Она представила, как целует их гнедого Красавчика. Противно, но Красавчик мил и верно служит, и это их единственная лошадь. Вспомнила доброе простоватое лицо Савельева. Вздохнула.
Мать приняла её вздох за раскаяние:
— Видите, что я права?! — и опять что-то заговорила.
Лиза не слушала.
Потерпеть поцелуй можно. Ради друга что не сделаешь. Но ведь поцелуй — это только начало. В отличие от сестёр, Лиза знала анатомию — и то, как Савельев, будучи представителем своего пола, устроен там, под форменными рейтузами. Поцелуй не обещал, что остальное ей понравится.

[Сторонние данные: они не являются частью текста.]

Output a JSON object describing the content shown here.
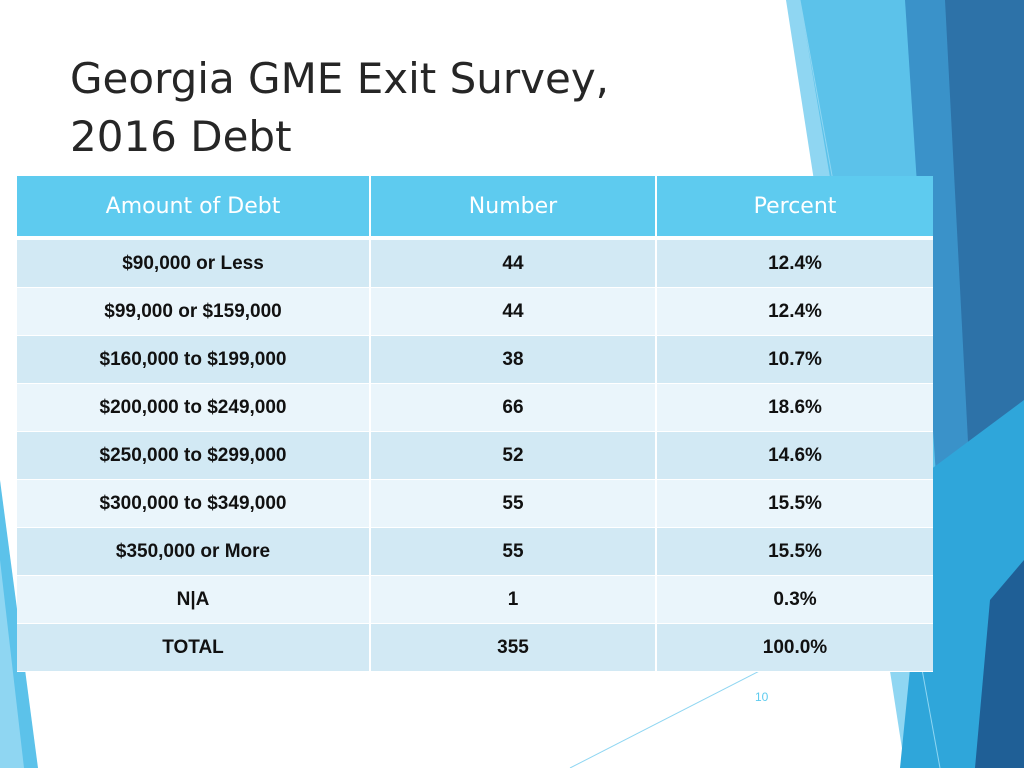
{
  "slide": {
    "title_line1": "Georgia GME Exit Survey,",
    "title_line2": "2016 Debt",
    "page_number": "10"
  },
  "table": {
    "headers": [
      "Amount of Debt",
      "Number",
      "Percent"
    ],
    "rows": [
      [
        "$90,000 or Less",
        "44",
        "12.4%"
      ],
      [
        "$99,000 or $159,000",
        "44",
        "12.4%"
      ],
      [
        "$160,000 to $199,000",
        "38",
        "10.7%"
      ],
      [
        "$200,000 to $249,000",
        "66",
        "18.6%"
      ],
      [
        "$250,000 to $299,000",
        "52",
        "14.6%"
      ],
      [
        "$300,000 to $349,000",
        "55",
        "15.5%"
      ],
      [
        "$350,000 or More",
        "55",
        "15.5%"
      ],
      [
        "N|A",
        "1",
        "0.3%"
      ],
      [
        "TOTAL",
        "355",
        "100.0%"
      ]
    ]
  },
  "colors": {
    "header_bg": "#5ecbef",
    "row_dark": "#d2e9f4",
    "row_light": "#eaf5fb",
    "title_text": "#262626",
    "accent_blue": "#2d72a8"
  }
}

Но ей нравился сам Савельев.
Как всё запутано… Она опять вздохнула.
— …И вы ему — отказали! — тряслась от негодования мать. — Неслыханно! До сих пор в голове не укладывается… Я! Ради вас! Пожертвовала всем. Вырастила. Вывела в свет. Одна. Без поддержки. Во всём себе отказываю. Чтобы только вы себе сделали партии… Теперь же чего ждать? Что вы, Елена, откажете господину Егошину?
— Он ещё не делал предложения, мама, — робко заметила Елена.

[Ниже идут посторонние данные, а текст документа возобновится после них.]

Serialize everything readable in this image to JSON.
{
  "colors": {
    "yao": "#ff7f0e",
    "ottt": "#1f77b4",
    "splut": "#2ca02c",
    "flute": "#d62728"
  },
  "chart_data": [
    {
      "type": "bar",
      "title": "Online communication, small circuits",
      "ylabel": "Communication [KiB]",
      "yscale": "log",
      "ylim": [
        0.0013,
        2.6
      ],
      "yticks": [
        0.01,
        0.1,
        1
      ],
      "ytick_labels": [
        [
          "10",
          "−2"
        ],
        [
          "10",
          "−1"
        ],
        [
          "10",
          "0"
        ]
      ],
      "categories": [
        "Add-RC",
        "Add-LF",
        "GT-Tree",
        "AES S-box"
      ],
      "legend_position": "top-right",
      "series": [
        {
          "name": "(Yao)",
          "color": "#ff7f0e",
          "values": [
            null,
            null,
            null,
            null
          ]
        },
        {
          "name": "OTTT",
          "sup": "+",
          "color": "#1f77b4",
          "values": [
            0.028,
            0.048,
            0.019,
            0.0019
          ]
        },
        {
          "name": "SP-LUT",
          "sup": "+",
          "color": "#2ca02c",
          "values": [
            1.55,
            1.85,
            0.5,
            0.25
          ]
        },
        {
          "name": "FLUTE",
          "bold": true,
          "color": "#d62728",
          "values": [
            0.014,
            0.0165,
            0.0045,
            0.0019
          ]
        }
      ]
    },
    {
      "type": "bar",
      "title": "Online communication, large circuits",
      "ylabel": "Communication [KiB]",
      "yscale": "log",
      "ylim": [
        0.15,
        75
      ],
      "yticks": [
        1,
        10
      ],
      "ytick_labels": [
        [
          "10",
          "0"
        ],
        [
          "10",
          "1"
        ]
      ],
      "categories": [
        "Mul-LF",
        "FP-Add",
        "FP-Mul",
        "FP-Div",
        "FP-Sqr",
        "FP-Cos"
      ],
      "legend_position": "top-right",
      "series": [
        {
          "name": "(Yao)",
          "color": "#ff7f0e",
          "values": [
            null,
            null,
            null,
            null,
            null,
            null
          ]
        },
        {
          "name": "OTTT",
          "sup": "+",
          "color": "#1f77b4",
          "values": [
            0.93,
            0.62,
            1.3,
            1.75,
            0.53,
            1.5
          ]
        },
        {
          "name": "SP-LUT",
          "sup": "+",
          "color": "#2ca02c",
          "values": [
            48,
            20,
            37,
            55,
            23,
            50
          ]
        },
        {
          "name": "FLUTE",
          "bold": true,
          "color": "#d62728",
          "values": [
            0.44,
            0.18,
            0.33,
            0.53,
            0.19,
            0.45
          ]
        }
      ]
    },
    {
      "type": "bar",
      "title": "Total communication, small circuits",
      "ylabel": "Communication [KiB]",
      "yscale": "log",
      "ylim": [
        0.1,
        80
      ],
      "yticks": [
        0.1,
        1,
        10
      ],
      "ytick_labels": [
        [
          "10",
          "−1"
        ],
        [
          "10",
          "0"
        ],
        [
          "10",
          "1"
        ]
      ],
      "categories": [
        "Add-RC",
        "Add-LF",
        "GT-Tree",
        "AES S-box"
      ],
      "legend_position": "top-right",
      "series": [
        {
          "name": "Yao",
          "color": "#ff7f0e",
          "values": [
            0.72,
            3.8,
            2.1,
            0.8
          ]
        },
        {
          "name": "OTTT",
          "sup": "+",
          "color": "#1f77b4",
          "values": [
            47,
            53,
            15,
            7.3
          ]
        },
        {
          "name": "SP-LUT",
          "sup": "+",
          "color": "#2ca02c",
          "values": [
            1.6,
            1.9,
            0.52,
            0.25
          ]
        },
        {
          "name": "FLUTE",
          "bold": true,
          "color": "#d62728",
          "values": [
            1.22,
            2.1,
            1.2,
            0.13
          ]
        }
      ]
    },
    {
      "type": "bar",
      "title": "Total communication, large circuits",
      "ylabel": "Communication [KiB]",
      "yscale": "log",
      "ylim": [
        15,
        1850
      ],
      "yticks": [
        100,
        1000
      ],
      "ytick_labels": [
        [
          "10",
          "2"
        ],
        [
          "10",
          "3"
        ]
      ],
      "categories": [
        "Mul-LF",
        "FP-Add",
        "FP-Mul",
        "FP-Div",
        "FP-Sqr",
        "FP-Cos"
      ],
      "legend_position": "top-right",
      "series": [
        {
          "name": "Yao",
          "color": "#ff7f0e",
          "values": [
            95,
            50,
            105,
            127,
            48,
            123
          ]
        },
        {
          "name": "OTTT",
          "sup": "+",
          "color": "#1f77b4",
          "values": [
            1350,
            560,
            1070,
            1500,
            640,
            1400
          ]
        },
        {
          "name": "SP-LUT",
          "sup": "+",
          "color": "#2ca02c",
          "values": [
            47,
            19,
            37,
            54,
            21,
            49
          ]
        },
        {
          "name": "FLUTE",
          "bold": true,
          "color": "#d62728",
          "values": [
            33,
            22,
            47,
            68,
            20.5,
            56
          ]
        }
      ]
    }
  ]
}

— Я с ног сбиваюсь! Женихов вам ищу. А вы ими швыряетесь! Как булавками! Не цените вы меня! Не жалеете!
Сёстры переглянулись.
— Но, мама, — подала голос Лиза, — мы же про него ничего не знаем, про этого господина Егошина.
— А что ещё надо знать? Вон, у него одна собака триста рублей стоит.
Но тут все четверо завалились набок — карета описывала поворот. И остановилась.
Госпожа Вельде умолкла, подняла штору. С крыльца сбегал к ним лакей.
— Приехали.
Обернулась на дочерей:
— Я уж не упоминаю о том, что вы должны сделать всё, чтобы понравиться старой Солоухиной. Ваша судьба теперь в её руках! Чего мне стоило навести этот мост…
Но лакей открыл дверцу, мать торопливо вспыхнула улыбкой и постаралась выпорхнуть как можно грациознее.
Несмотря на искреннее желание угодить матери и понравиться богатой благодетельнице, при виде графини все три сестры окоченели от робости. Казалось, только кресло придаёт этой человеческой развалине форму, а сухая маленькая голова в пышном чепце вот-вот сорвётся с шеи, покатится, как сморщенный плод. А следом рассыплется и всё остальное: мебель екатерининских времён, портреты в золочёных рамах, и сам дом сложится и рухнет, будто карточный, испустив облачко пыли.